11.2.1 Procedure to Enable Generation of Core Dump

Information about enabling generation of core dump is not available in the Oracle Fusion Middleware Administrator's Guide for Oracle Web Cache.

To enable generation of a core dump when Oracle Web Cache is shut down, add CORE="YES" to the TRACEDUMP element in the $INSTANCE_HOME/config/WebCache/webcache_name/webcache.xml file.

The updated TRACEDUMP element would look like the following:

<TRACEDUMP FILENAME=file_name CORE="YES"/>

The core dump file with the specified name is created in the $INSTANCE_HOME/config/WebCache/webcache_name directory.
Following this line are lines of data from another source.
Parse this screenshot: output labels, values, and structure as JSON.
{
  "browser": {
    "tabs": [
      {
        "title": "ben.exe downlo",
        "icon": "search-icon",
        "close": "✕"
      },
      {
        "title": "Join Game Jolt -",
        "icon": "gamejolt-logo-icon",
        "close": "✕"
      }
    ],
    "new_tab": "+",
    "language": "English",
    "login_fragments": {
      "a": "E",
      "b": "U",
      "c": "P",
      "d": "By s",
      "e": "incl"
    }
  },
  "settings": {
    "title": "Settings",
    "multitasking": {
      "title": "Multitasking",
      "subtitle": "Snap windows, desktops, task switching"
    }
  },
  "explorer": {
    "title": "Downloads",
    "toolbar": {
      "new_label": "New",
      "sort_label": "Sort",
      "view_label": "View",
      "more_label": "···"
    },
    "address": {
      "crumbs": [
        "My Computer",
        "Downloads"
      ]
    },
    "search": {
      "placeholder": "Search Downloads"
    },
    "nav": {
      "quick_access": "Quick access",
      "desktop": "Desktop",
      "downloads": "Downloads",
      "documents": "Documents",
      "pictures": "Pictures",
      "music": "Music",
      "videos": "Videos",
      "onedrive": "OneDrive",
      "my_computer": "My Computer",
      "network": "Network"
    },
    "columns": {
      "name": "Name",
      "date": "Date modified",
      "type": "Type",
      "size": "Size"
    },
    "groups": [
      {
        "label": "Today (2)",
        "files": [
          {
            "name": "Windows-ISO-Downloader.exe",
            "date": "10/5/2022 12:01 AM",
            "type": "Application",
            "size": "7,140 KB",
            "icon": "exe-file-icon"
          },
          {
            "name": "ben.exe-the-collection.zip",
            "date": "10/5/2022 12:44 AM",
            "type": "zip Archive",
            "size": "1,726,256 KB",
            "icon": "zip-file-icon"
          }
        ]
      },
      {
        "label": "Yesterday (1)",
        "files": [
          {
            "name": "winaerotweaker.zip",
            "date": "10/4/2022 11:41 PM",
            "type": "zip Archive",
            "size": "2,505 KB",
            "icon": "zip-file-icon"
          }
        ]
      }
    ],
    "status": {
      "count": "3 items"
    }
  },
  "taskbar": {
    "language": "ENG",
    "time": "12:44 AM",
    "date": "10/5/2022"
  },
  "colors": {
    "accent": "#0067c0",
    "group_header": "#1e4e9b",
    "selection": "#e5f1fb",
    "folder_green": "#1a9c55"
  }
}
11.2.2 Clarification About Support for CRLs

Section 5.1.1.2.2, "Certificate" of the Oracle Fusion Middleware Administrator's Guide for Oracle Web Cache states the following:

"Although the Oracle HTTP Server supports OpenSSL certificate revocation lists, Oracle Web Cache does not."

This statement is incorrect. Oracle Web Cache does support CRLs.

11.2.3 Clarifications About Configuring the CRL Location

Section 5.5.3, "Configuring Certificate Revocation Lists (CRLs)" of the Oracle Fusion Middleware Administrator's Guide for Oracle Web Cache has the following incorrect statements:

• Incorrect statement: "Fusion Middleware Control or Oracle Web Cache Manager do not provide support for client certificate validation with Certificate Revocation Lists (CRLs). You can configure this support by manually editing the webcache.xml file."

  Clarification: This statement is incorrect. You can enable and configure support for CRLs by using the Oracle Web Cache Manager, as follows:

  1. Go to the Listen Ports page.

  2. Select the HTTPS port for which you want to configure CRL settings, and click Edit Selected.

     The Edit/Add Listen Port dialog box is displayed.

  3. Select the Certificate Revocation List Enabled option.

  4. In the CRL Path field, specify the fully qualified path to the directory in which the CRLs are stored. For example, /home/crl.

  5. In the CRL File field, specify the fully qualified path and filename of the CRL file. For example, /home/oracle/crl/CA/crl.

• Incorrect statement: Step 4 of the procedure to configure certificate validation using CRLs: "Configure CRL file location by adding the SSLCRLPATH and SSLCRLFILE parameters to the HTTPS LISTEN directive."

  Clarification: This statement is incorrect. You must add either SSLCRLPATH or SSLCRLFILE to the HTTPS LISTEN directive, not both.